Most robot application functions (RAFs) require sources of information and generate data that go to destinations. The sources are defined within the robot and are not necessarily related to the fields in the resource description that the robot ultimately generates. Destinations, on the other hand, are generally the names of fields in the resource description, as defined by the resource description server’s schema.
The following sections describe the different stages of the filtering process, and the sources available at those stages:
At the Setup stage, the filter is set up but cannot yet obtain information about the resource’s URL or content.
At the MetaData stage, the robot encounters a URL for a resource but it has not downloaded the resource’s content. Thus information is available about the URL as well as data that is derived from other sources such as the filter.conf file.

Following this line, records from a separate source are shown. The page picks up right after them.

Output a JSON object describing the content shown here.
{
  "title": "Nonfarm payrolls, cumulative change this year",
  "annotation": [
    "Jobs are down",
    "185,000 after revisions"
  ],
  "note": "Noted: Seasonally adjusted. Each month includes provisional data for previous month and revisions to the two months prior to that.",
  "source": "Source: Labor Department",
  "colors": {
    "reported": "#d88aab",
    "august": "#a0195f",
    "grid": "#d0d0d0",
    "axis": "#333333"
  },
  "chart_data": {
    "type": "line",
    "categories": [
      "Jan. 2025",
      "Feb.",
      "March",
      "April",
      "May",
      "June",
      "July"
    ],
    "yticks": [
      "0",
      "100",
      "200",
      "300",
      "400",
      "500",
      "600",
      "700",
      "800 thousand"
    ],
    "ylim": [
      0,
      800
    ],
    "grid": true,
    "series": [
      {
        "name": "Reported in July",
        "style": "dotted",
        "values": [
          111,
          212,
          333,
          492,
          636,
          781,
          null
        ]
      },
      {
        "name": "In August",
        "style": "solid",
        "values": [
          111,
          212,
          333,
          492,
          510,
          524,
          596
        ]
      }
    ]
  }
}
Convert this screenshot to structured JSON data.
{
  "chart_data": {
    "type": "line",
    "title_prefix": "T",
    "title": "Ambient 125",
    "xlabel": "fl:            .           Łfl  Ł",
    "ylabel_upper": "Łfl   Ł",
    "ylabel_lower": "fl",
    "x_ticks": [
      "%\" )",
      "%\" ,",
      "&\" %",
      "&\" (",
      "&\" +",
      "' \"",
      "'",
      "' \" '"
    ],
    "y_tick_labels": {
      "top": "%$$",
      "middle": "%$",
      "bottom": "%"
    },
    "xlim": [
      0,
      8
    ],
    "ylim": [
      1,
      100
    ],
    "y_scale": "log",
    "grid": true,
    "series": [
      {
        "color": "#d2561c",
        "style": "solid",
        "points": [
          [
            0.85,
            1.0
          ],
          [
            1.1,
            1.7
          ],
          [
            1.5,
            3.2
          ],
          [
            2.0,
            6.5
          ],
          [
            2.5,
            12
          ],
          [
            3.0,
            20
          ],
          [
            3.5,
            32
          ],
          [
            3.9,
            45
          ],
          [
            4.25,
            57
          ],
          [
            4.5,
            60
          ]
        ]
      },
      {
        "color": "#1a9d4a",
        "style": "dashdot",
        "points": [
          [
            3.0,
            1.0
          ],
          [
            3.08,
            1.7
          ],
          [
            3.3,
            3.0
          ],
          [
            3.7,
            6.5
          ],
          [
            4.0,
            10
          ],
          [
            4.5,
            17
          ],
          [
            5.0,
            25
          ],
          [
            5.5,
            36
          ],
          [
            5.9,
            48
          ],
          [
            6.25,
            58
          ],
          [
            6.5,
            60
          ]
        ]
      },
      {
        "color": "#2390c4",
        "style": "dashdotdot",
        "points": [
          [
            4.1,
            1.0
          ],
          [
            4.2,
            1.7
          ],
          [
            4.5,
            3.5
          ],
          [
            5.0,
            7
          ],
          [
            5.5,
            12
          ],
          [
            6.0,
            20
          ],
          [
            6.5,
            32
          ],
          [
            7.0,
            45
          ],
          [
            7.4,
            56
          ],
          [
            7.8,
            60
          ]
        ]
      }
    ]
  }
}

At this stage, however, information about the content of the resource is not available.
Table 12–2 Sources Available to the RAFs at the MetaData Phase
Source |
Description |
Example |
---|---|---|
csid |
Catalog server ID |
x-catalog//budgie.siroe.com:8086/alexandria |
depth |
Number of links traversed from starting point |
10 |
enumeration filter |
Name of enumeration filter |
enumeration1 |
generation filter |
Name of generation filter |
generation1 |
host |
Host portion of URL |
home.siroe.com |
IP |
Numeric version of host |
198.95.249.6 |
protocol |
Access portion of the URL |
http, https, ftp, file |
path |
Path portion of the URL |
/, /index.html, /documents/listing.html |
URL |
Complete URL |
http://developer.siroe.com/docs/manuals/ |
At the Data stage, the robot has downloaded the content of the resource at the URL and can access data about the content, such as the description and the author.
If the resource is an HTML file, the Robot parses the <META> tags in the HTML headers. Consequently, any data contained in <META> tags is available at the Data stage.
During the Data phase, the following sources are available to RAFs, in addition to those available during the MetaData phase.
Table 12–3 Sources Available to the RAFs at the Data Phase
Source |
Description |
Example |
---|---|---|
content-charset |
Character set used by the resource | |
content-encoding |
Any form of encoding | |
content-length |
Size of the resource in bytes | |
content-type |
MIME type of the resource |
text/html, image/jpeg |
expires |
Date the resource expires | |
last-modified |
Date the resource was last modified | |
data in <META> tags |
Any data that is provided in <META> tags in the header of HTML resources |
Author, Description, Keywords |
All of these sources except for the data in <META> tags are derived from the HTTP response header returned when retrieving the resource.
At the Enumeration and Generation stages, the same data sources are available as in the Data stage. See Table 12–3 for information.
At the Shutdown stage, the filter completes its filtering and shuts down. Although functions written for this stage can use the same data sources as those available at the Data stage, the shutdown functions typically restrict their operations to robot shutdown and clean-up activities.
Each function can have an enable property. The values can be true, false, on, or off. The management console uses these parameters to turn certain directives on or off.
The following example enables enumeration for text/html and disables enumeration for text/plain:
# Perform the enumeration on HTML only Enumerate enable=true fn=enumerate-urls max=1024 type=text/html Enumerate enable=false fn=enumerate-urls-from-text max=1024 type=text/plain |
Adding an enable=false property or an enable=off property has the same effect as commenting the line. These properties are used because the management console does not write comments.